イワンは燃えて焦げた砦の壁や地面、岸壁を見つめる。


「実は僕の魔法で…あと、そこの海賊も僕が…殺しました」

サシャは茫然とした顔つきで、真っ黒こげになっているテネシーの死体を指さす。


「…この黄金で装飾された武器とガッチリとした体型。もしや、キャプテンテネシーか?」

イワンは真剣な眼差しをサシャに向ける。


「サシャ…お前がやったのか!?」

テネシーの死体を見つめリュウは目を丸くする。

二人の言葉に対して、サシャは顔を伏せ、小さく首を縦に振る。


「はい…」

サシャはどこかバツが悪そうに呟く。

罪悪感が顔に浮かぶ。


「…そうか。
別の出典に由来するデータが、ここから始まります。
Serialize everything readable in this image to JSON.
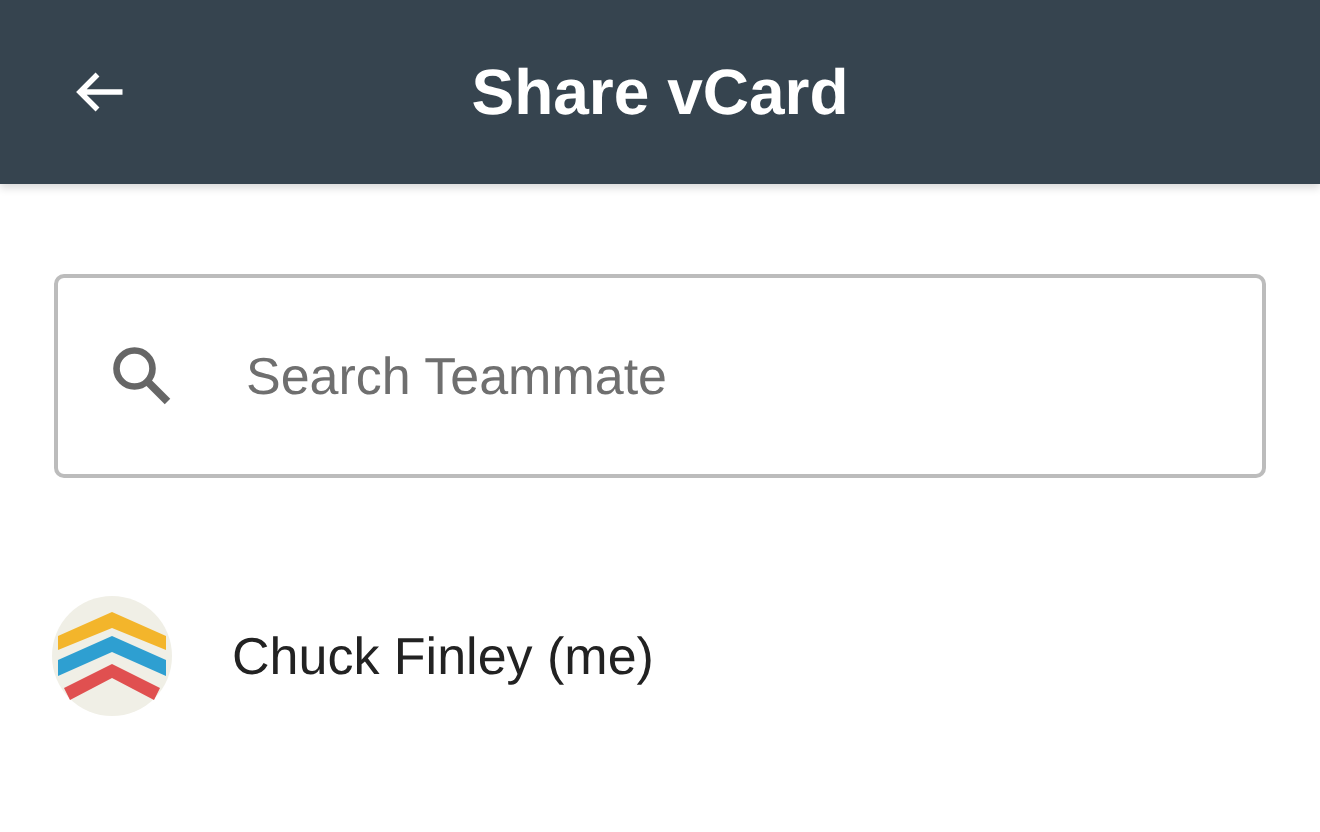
{
  "header": {
    "title": "Share vCard"
  },
  "search": {
    "placeholder": "Search Teammate"
  },
  "teammates": [
    {
      "name": "Chuck Finley (me)"
    }
  ]
}
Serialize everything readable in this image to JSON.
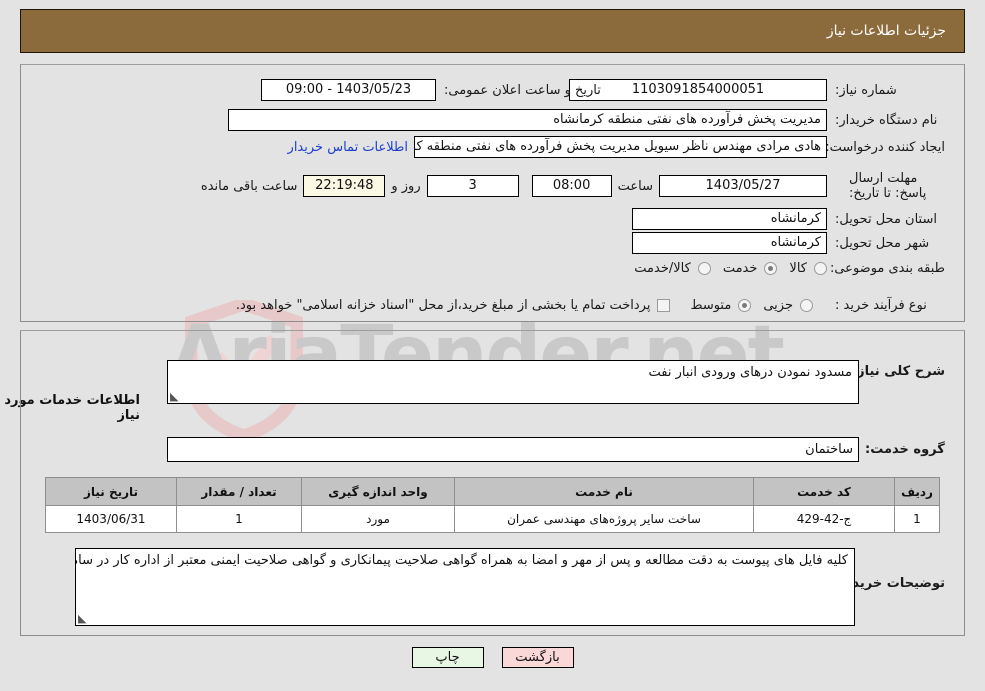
{
  "header": {
    "title": "جزئیات اطلاعات نیاز",
    "bar_color": "#8b6a3c"
  },
  "watermark": {
    "text": "AriaTender.net"
  },
  "form": {
    "need_number": {
      "label": "شماره نیاز:",
      "value": "1103091854000051"
    },
    "announce_datetime": {
      "label": "تاریخ و ساعت اعلان عمومی:",
      "value": "1403/05/23 - 09:00"
    },
    "buyer_org": {
      "label": "نام دستگاه خریدار:",
      "value": "مدیریت پخش فرآورده های نفتی منطقه کرمانشاه"
    },
    "request_creator": {
      "label": "ایجاد کننده درخواست:",
      "value": "هادی مرادی مهندس ناظر سیویل مدیریت پخش فرآورده های نفتی منطقه کرمانشاه"
    },
    "contact_link": {
      "label": "اطلاعات تماس خریدار"
    },
    "deadline": {
      "label": "مهلت ارسال پاسخ: تا تاریخ:",
      "date": "1403/05/27",
      "time_label": "ساعت",
      "time": "08:00",
      "days": "3",
      "days_label": "روز و",
      "countdown": "22:19:48",
      "remaining_label": "ساعت باقی مانده"
    },
    "delivery_province": {
      "label": "استان محل تحویل:",
      "value": "کرمانشاه"
    },
    "delivery_city": {
      "label": "شهر محل تحویل:",
      "value": "کرمانشاه"
    },
    "category": {
      "label": "طبقه بندی موضوعی:",
      "options": [
        {
          "label": "کالا",
          "selected": false
        },
        {
          "label": "خدمت",
          "selected": true
        },
        {
          "label": "کالا/خدمت",
          "selected": false
        }
      ]
    },
    "purchase_process": {
      "label": "نوع فرآیند خرید :",
      "options": [
        {
          "label": "جزیی",
          "selected": false
        },
        {
          "label": "متوسط",
          "selected": true
        }
      ],
      "checkbox_label": "پرداخت تمام یا بخشی از مبلغ خرید،از محل \"اسناد خزانه اسلامی\" خواهد بود.",
      "checkbox_checked": false
    },
    "general_description": {
      "label": "شرح کلی نیاز:",
      "value": "مسدود نمودن درهای ورودی انبار نفت"
    },
    "services_section_title": "اطلاعات خدمات مورد نیاز",
    "service_group": {
      "label": "گروه خدمت:",
      "value": "ساختمان"
    },
    "buyer_notes": {
      "label": "توضیحات خریدار:",
      "value": "کلیه فایل های پیوست به دقت مطالعه و پس از مهر و امضا به همراه گواهی صلاحیت پیمانکاری و گواهی صلاحیت ایمنی معتبر از اداره کار در سامانه بارگذاری گردد."
    }
  },
  "table": {
    "columns": [
      "ردیف",
      "کد خدمت",
      "نام خدمت",
      "واحد اندازه گیری",
      "تعداد / مقدار",
      "تاریخ نیاز"
    ],
    "rows": [
      {
        "index": "1",
        "code": "ج-42-429",
        "name": "ساخت سایر پروژه‌های مهندسی عمران",
        "unit": "مورد",
        "quantity": "1",
        "need_date": "1403/06/31"
      }
    ]
  },
  "buttons": {
    "print": "چاپ",
    "back": "بازگشت"
  }
}
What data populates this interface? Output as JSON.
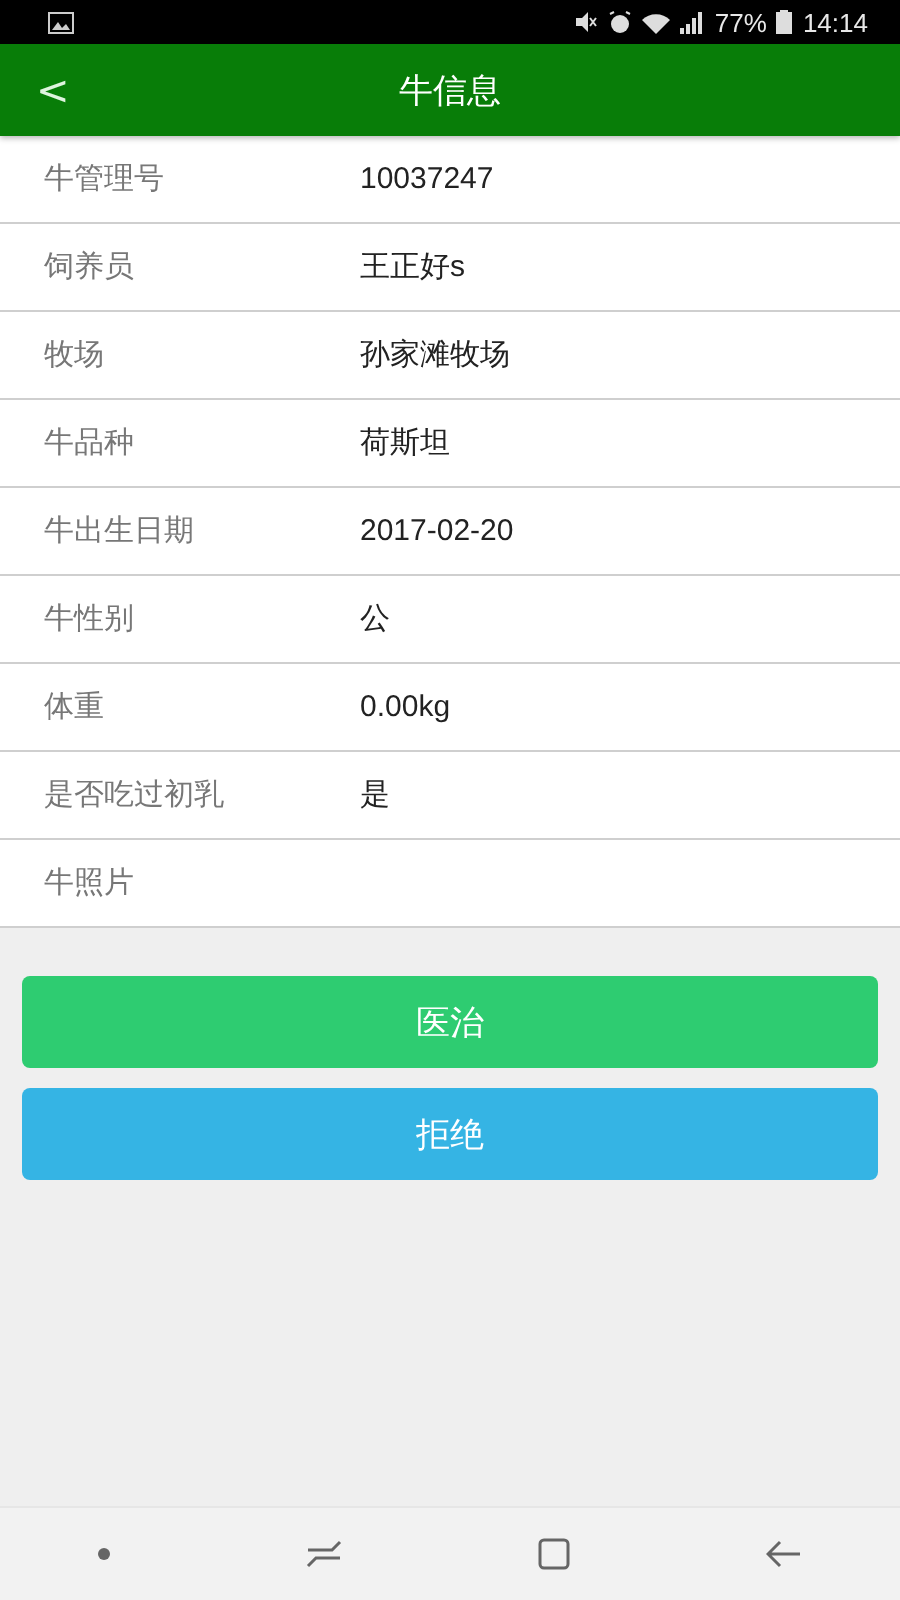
{
  "status_bar": {
    "battery": "77%",
    "time": "14:14"
  },
  "header": {
    "title": "牛信息",
    "back": "<"
  },
  "fields": [
    {
      "label": "牛管理号",
      "value": "10037247"
    },
    {
      "label": "饲养员",
      "value": "王正好s"
    },
    {
      "label": "牧场",
      "value": "孙家滩牧场"
    },
    {
      "label": "牛品种",
      "value": "荷斯坦"
    },
    {
      "label": "牛出生日期",
      "value": "2017-02-20"
    },
    {
      "label": "牛性别",
      "value": "公"
    },
    {
      "label": "体重",
      "value": "0.00kg"
    },
    {
      "label": "是否吃过初乳",
      "value": "是"
    },
    {
      "label": "牛照片"
    }
  ],
  "buttons": [
    {
      "label": "医治",
      "color": "#2ecc71"
    },
    {
      "label": "拒绝",
      "color": "#35b4e4"
    }
  ]
}
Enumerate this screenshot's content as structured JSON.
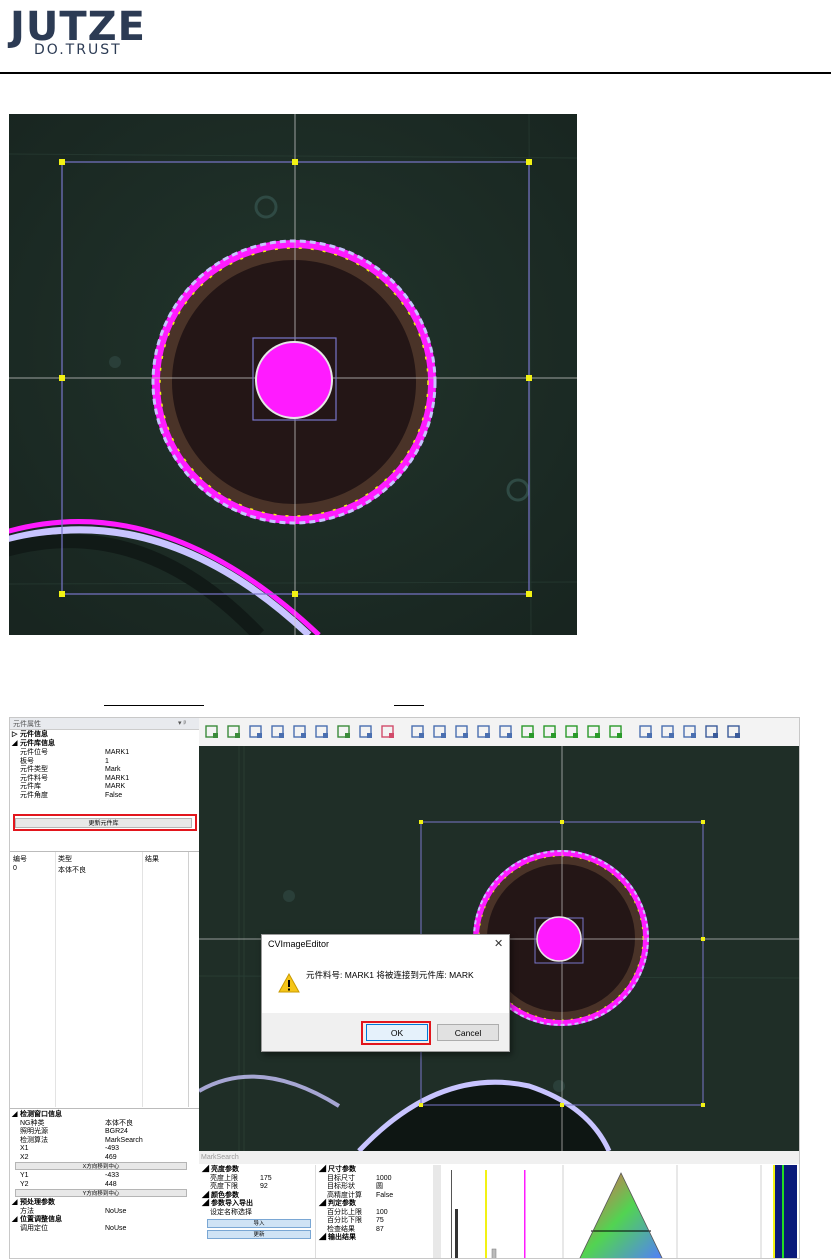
{
  "logo": {
    "main": "JUTZE",
    "sub": "DO.TRUST"
  },
  "colors": {
    "brand": "#2c3b54",
    "highlight": "#ff1bff",
    "marker": "#f2f214",
    "box": "#7876c9",
    "red_box": "#e2161d"
  },
  "left_panel": {
    "title": "元件属性",
    "title_controls": "▾ ᵖ",
    "sections_top": [
      {
        "label": "元件信息",
        "collapsed": true
      },
      {
        "label": "元件库信息",
        "collapsed": false
      }
    ],
    "props": [
      {
        "key": "元件位号",
        "value": "MARK1"
      },
      {
        "key": "板号",
        "value": "1"
      },
      {
        "key": "元件类型",
        "value": "Mark"
      },
      {
        "key": "元件料号",
        "value": "MARK1"
      },
      {
        "key": "元件库",
        "value": "MARK"
      },
      {
        "key": "元件角度",
        "value": "False"
      }
    ],
    "update_button": "更新元件库",
    "table": {
      "headers": [
        "编号",
        "类型",
        "结果"
      ],
      "rows": [
        {
          "id": "0",
          "type": "本体不良",
          "result": ""
        }
      ]
    },
    "lower_sections": [
      {
        "label": "检测窗口信息",
        "rows": [
          {
            "key": "NG种类",
            "value": "本体不良"
          },
          {
            "key": "照明光源",
            "value": "BGR24"
          },
          {
            "key": "检测算法",
            "value": "MarkSearch"
          },
          {
            "key": "X1",
            "value": "-493"
          },
          {
            "key": "X2",
            "value": "469"
          }
        ]
      },
      {
        "button": "X方向移到中心"
      },
      {
        "rows": [
          {
            "key": "Y1",
            "value": "-433"
          },
          {
            "key": "Y2",
            "value": "448"
          }
        ]
      },
      {
        "button": "Y方向移到中心"
      },
      {
        "label": "预处理参数",
        "rows": [
          {
            "key": "方法",
            "value": "NoUse"
          }
        ]
      },
      {
        "label": "位置调整信息",
        "rows": [
          {
            "key": "调用定位",
            "value": "NoUse"
          }
        ]
      }
    ]
  },
  "toolbar": {
    "icons": [
      "select-rect-icon",
      "select-rect-del-icon",
      "crop-icon",
      "fit-width-icon",
      "fit-height-icon",
      "fit-box-icon",
      "export-icon",
      "window-icon",
      "grid-icon",
      "save-icon",
      "open-folder-icon",
      "chart-icon",
      "chart-icon-2",
      "pie-icon",
      "zoom-in-icon",
      "zoom-out-icon",
      "chip-icon",
      "upload-icon",
      "download-icon",
      "pen-icon",
      "pen-add-icon",
      "pen-del-icon",
      "hammer-icon",
      "exit-icon"
    ]
  },
  "dialog": {
    "title": "CVImageEditor",
    "close": "✕",
    "message": "元件料号: MARK1 将被连接到元件库: MARK",
    "ok": "OK",
    "cancel": "Cancel"
  },
  "bottom_panel": {
    "title": "MarkSearch",
    "left_col": [
      {
        "section": "亮度参数"
      },
      {
        "key": "亮度上限",
        "value": "175"
      },
      {
        "key": "亮度下限",
        "value": "92"
      },
      {
        "section": "颜色参数"
      },
      {
        "section": "参数导入导出"
      },
      {
        "key": "设定名称选择",
        "value": ""
      }
    ],
    "buttons": [
      "导入",
      "更新"
    ],
    "right_col": [
      {
        "section": "尺寸参数"
      },
      {
        "key": "目标尺寸",
        "value": "1000"
      },
      {
        "key": "目标形状",
        "value": "圆"
      },
      {
        "key": "高精度计算",
        "value": "False"
      },
      {
        "section": "判定参数"
      },
      {
        "key": "百分比上限",
        "value": "100"
      },
      {
        "key": "百分比下限",
        "value": "75"
      },
      {
        "key": "检查结果",
        "value": "87"
      },
      {
        "section": "输出结果"
      }
    ]
  }
}
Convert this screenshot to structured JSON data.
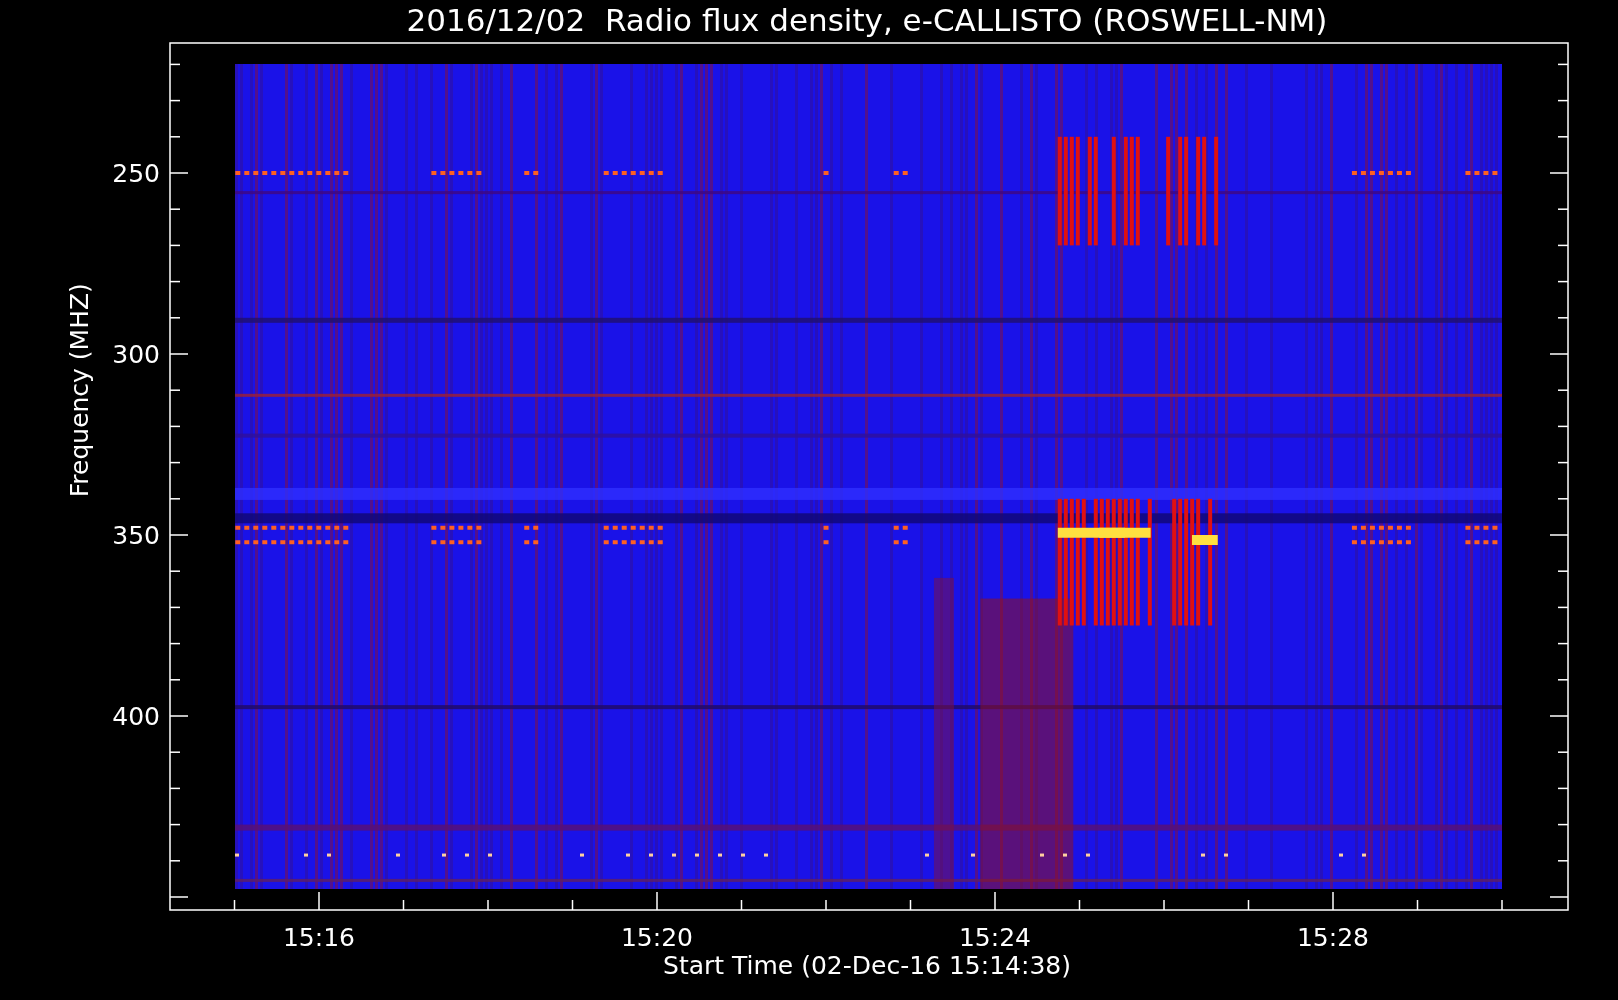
{
  "title": "2016/12/02  Radio flux density, e-CALLISTO (ROSWELL-NM)",
  "y_axis": {
    "label": "Frequency (MHZ)",
    "ticks": [
      "250",
      "300",
      "350",
      "400"
    ]
  },
  "x_axis": {
    "label": "Start Time (02-Dec-16 15:14:38)",
    "ticks": [
      "15:16",
      "15:20",
      "15:24",
      "15:28"
    ]
  }
}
まぁ、正当防衛だ。これは仕方ないな」

イワンは納得したように頷く。

状況を考慮し、正当防衛だと判断した。


「あと、もう一人の海賊…バランタインは…あそこから逃げました」

サシャは珊瑚礁の壁を指さす。


「あそこにも船着き場があったとは…今から船を回しても間に合わんか…」

イワンはそう呟くと舌打ちをした。

バランタインの逃走に苛立ちを見せていた。


「とにかく、今日の任務はお終いだ。捜索チームを島に残して、いったん、魔導船に戻るぞ」

イワンはサシャとリュウに指示する。


「…リュウ。僕…人を…ただ、なんとかして捕まえようとしただけなのに…」

サシャはアリアの肩をリュウに預け、リュウに何か言いたげな表情を見せる。

その顔には人を殺してしまったが故の深い罪悪感が現れていた。


「気にするな、サシャ…。これは戦いだった…予期せぬことだってある」

リュウもアリアの肩を抱えながら、サシャの言葉を聞き、優しく答える。

そして、サシャ達は重い空気の中、イワンに続いて砦を後にした。